Brother Lee Roy, professor and mentor, gives Eve the tools for her genealogical search while turning away from his own bitter harvest of family secrets. Mama Ann, the aunt who has raised Eve and knows everything about Mercy, offers Eve a silence that she defines as protection and care. But it is James and Geneva, two strangers whom Eve meets in Ideal, who plumb the depths of their own hurt and reconciliations to finally give Eve the gift of her past, a reimagined present, and finally, her name.

Critics Review

  • “In this lilting and lyrical epic, readers follow the meandering ancestry of twenty-two-year-old Every Mann, known as Eve, as she searches for answers and meaning in her genealogy…everyman is a gorgeous, multigenerational examination of the Great Migration and the ripple effects of mysteries that were left in its wake for the descendants of those who sought ‘the warmth of other suns.’”

    Booklist
  • “History owns every page of this beautifully intimate novel, residing as willfully as the fictional world Conner creates. With writing that is both smart and unapologetically edifying, Conner depicts a human experience with totality that is strikingly small, made so by the binds that tie us in our infinite search for understanding. A powerful read.”

    Edward A. Farmer, author of Pale: A Novel
  • “Conner’s inviting debut unearths a young Black woman’s family history…Conner weaves plenty of details of African American history throughout, such as the founding of the Tuskegee Institute and Martin Luther King Jr.’s alliance with a Chicago street gang, seamlessly connecting these events to the characters’ lives. Overall, this wonderfully evokes a sense of place, and a palpable curiosity about the past.”

    Publishers Weekly
  • “everyman by M Shelly Conner is a mural, a bold and colorful exploration of personal and communal history. At its core, the work is a bountiful examination of Black life before and after the Great Migration, deeply researched and carefully rendered, the narratives inform and intersect, challenge and comfort; fueled by intellectual inquiry and steeped in history, this book is personal and political, an unapologetic engagement of the heart and the mind. With this novel, Conner invites us to explore the stories we tell ourselves about who we are, where we came from, and how we define home.”
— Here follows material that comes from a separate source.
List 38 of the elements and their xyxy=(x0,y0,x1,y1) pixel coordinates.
    Sheree L. Greer, author of A Return to Arms
  • “Boomers, Gen Jones, Millennials, Gen X, Gen Y, and beyond have much to learn from Dr. Conner, and the stories are telling and compelling as each character’s thread creates the tapestry that Eve is seeking to create. She weaves words, actions, recollections, and even though a picture is forming, it will always be gloriously incomplete. Summer, fall, winter—any season is perfect for this book. Get two today—one to keep and one to share. The loaner will never return.”

    Out in Jersey
  • everyman is the rare twenty-first-century novel that feels like Morrison and Walker guided the hand of the characters, and the writer, calling it home. M Shelly Conner writes as if all of our lives depend on her art. After reading everyman, I’m convinced she’s right.”